やはり少女マンガのようだ。
放課後、人気のないところに連れ出されてしまった。
当然、無理やりにだ。
ここは、たぶん北校舎の裏。
「園山さん」
七、八人の女子に囲まれている。
その中の一人が朔に話しかける。
「その程度の顔で、宮下君と都崎先生に近づくなんて随分図々しいのね」
「自意識過剰なんじゃないの?」
そう言って、女子生徒たちは嘲り笑う。
内心、朔はくだらないと思う。
くだらない。くだらない。くだらない。くだらない。
黙っている朔に、痺れを切らすとでもいうように、突然、女子たちは声を荒げる。
「あんた! 聞いてんの!?」
「ブスのくせに近づいてんじゃねえよって言ってんだよ!」
くだらない。
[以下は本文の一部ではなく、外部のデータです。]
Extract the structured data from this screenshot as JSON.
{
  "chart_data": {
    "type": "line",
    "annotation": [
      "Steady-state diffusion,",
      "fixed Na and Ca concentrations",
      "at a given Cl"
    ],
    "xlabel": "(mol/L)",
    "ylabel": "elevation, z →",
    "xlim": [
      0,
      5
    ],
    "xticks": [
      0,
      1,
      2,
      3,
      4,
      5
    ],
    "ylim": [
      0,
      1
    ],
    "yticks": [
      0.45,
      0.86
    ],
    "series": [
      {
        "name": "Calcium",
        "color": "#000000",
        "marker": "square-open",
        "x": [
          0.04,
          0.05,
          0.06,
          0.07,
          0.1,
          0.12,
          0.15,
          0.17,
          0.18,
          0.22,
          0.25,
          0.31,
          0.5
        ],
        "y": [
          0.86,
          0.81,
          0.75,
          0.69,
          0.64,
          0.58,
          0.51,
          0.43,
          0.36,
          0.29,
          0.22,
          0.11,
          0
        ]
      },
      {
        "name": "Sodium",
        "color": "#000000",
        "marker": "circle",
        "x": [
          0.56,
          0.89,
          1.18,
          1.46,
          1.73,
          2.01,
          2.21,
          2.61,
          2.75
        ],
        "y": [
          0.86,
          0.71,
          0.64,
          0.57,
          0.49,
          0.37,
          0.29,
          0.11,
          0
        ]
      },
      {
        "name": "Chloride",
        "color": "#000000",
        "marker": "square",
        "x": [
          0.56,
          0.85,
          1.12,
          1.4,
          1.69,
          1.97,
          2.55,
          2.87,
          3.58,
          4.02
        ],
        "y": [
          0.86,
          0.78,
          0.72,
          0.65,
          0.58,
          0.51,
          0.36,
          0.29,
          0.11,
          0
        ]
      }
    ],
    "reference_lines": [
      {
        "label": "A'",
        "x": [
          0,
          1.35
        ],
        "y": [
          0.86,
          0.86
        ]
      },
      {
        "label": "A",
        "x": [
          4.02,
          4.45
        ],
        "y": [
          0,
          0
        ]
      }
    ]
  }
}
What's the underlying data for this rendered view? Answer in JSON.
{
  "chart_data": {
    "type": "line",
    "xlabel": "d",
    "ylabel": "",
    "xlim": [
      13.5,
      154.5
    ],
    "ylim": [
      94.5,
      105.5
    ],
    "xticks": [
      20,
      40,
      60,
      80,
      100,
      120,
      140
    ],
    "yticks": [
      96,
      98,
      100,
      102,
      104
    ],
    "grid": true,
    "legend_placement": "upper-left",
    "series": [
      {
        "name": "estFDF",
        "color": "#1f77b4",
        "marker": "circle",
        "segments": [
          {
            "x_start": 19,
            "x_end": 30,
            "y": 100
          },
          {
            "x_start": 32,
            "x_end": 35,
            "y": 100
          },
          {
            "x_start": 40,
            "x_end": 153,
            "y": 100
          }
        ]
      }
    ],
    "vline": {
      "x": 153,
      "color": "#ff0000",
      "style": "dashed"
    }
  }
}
くだらない。くだらない。くだらない。くだらない。
朔はそう、言い聞かせた。
必死に朔は自分に言い聞かす。
「ちょっと、いい加減にしなよ!」
「消えてくださいって言ってんの!」
アホみたいな言葉。
幼稚で空っぽ。
なのにどうしてこんなに怖い!?
朔は、怖かった。
大勢の女に囲まれているだけ。
前にもあった。いじめにあったこともある。
だから慣れている。はずなのに。
怖かった。
ジッと固まって、震えているのを気づかれないようにするのが精一杯。
心の中でくだらないと言うだけで精一杯。
黙っているのは出す声が震えているかもしれないから。
「ムカつく!」
女子生徒の一人が、朔の髪の毛を引っ張る。
他の女子生徒が朔の肩を掴む。
「二度と男の前に出れない顔にしてあげようか」
頬にパァンという、小気味の良い音が走る。
何だか、やくざのセリフみたいだね。
朔はそう悪態をつく。
やはり心の中で言うのが、精一杯だった。
だが、女子生徒の内の一人の言葉で、朔は恐怖心を忘れた。